Bear Stearns (BSC) appears to be setting the table for a greater expansion outside of the U.S.
In an internal memo issued today, CEO Jimmy Cayne says the firm has added eight new members to its management and compensation committee. The new slate includes Michel Péretié, CEO of Bear Stearns Europe.
"As we continue to grow as an organization, we believe the most effective way to manage the future success and expansion of the firm is to expand the M&C Committee to include representatives from our major business areas and operations," the memo states.
A Bear Stearns spokesman confirmed the changes but declined to comment further.
The move, which will more than double the ranks of the management and compensation committee to 15 members, comes as the company's stock has come unhinged. Bear Stearns shares are off nearly 40% from their highs earlier this year and last month briefly dipped into the once-unthinkable territory below $100 a share.

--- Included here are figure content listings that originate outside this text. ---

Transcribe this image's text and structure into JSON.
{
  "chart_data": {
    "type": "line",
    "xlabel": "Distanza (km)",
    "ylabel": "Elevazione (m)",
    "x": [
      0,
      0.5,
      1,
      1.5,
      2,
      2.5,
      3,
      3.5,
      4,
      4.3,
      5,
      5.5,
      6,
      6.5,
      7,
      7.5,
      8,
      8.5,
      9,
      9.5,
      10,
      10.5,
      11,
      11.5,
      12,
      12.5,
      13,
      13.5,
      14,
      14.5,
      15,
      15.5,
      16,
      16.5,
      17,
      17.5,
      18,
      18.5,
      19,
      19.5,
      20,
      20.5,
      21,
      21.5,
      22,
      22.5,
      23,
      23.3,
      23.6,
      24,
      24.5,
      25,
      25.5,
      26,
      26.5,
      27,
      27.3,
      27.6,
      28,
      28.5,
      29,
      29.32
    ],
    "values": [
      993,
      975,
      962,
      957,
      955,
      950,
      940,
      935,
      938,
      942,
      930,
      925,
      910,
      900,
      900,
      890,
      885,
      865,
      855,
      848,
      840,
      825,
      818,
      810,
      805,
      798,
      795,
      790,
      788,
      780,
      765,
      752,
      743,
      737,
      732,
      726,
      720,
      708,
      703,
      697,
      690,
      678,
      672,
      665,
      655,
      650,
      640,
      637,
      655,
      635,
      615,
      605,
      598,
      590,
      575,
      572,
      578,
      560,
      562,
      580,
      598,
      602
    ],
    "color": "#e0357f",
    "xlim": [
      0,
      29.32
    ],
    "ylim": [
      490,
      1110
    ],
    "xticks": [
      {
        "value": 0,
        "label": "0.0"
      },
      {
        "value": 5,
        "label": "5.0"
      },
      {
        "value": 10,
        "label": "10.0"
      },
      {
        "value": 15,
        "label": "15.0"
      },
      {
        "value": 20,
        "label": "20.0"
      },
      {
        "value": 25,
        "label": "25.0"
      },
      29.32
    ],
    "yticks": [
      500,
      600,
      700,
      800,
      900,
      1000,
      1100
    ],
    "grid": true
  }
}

Bear fell $2.83 Friday to $104.84.
Bear has been at the center of the subprime flap that has upended the market and managed to derail credit markets globally. Amid all of this, one of the major knocks against Bear -- like rival
-- has been that the firm has been too U.S.-centric and not sufficiently international in focus.
Also joining Bear's committee are Steve Meyer, co-head of the global equities division, Craig Overlander, co-head of fixed income, Tom Marano, global head of mortgages, rates and foreign exchange, Michael Alix, chief risk officer, and Peter Cherasia, head of tech.
Bear's reconfigured management and compensation has the tough task of sorting out strategy and figuring out how best to staff the investment bank.
With all the credit crunching and the infamous implosion of Bear Stearns' hedge funds, observers say reduced bonuses and even pink slips may be in the offing. So the committee, which is meant to meet weekly, has its work cut out for it.